Guinea memoir on prison 'horrors
A former Guinean minister has launched a book about his ordeal in the country's most infamous prison.
During his rule, Toure suppressed opposition and free expression
Alseny Rene Gomes' book, Camp Boiro: Talk or Perish, describes his eight years in the jail in the 1970s.
"Rats got better treatment than humans.

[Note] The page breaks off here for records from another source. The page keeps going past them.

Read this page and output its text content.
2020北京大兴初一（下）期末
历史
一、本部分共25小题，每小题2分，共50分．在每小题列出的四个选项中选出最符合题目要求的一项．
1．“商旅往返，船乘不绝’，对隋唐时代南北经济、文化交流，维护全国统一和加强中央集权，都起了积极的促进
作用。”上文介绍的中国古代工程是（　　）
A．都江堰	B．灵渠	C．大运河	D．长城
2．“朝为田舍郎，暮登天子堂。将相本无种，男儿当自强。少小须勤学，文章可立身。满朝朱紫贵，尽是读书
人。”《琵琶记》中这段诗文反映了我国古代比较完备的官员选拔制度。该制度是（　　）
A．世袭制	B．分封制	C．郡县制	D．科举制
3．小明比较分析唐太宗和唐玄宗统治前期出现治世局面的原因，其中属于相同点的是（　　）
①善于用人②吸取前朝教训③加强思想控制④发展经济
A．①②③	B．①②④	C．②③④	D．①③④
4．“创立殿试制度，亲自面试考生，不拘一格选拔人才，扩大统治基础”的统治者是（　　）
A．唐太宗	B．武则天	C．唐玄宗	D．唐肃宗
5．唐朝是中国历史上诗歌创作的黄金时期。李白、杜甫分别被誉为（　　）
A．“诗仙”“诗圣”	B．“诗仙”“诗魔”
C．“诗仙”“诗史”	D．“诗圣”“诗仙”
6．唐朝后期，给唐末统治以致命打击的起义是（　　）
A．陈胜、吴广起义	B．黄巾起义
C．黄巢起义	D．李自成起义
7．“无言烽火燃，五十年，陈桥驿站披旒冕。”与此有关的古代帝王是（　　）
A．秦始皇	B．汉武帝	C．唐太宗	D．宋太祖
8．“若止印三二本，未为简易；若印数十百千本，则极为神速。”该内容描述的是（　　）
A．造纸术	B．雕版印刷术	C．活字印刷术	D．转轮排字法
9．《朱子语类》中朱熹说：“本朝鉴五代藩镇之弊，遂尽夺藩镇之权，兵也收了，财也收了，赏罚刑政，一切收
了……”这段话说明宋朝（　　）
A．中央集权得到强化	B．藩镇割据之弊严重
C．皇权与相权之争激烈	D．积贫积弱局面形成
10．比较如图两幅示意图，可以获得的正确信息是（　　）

Those that saw death coming would write on the walls of their cells in blood or faeces," the Camp Boiro survivor said.
Tens of thousands of people were allegedly tortured and killed there on the orders of Guinea's first leader.
From the country's independence in 1958 until his death 26 years later, former President Ahmed Sekou Toure suppressed opposition and free expression with little regard for human rights.
The BBC's Alhasssan Sillah in the capital, Conakry, says four decades on from their imprisonment, many former inmates and their families are still seeking justice, but others feel that reconciliation is more important for national unity.
'Dehumanisation'
At the book launch in Conakry, Mr Gomes described his incarceration from 1971 to 1979 to the packed audience.
Like many other political opponents he was imprisoned by order of former President Toure.
Since his release, Mr Gomes, who is now 70, has twice served as a minister under Toure's successor, Lansana Conte, who seized power in 1984.
Our correspondent says his book is being hailed by literary critics as the most well documented of nine books on the notorious prison.
The head of the Organisation of Victims of Camp Boiro - a group largely composed of the sons and daughters of opponents of former President Toure - was also at the launch on Tuesday evening.
He described how Toure's rule and the many false imprisonments still have a bearing today.
"In the first 26 years of independence, Guinea became the greatest manufacturer of fake coup plots," Mamoud Conde told the BBC.
"The end product of which was the dehumanisation of its own citizens."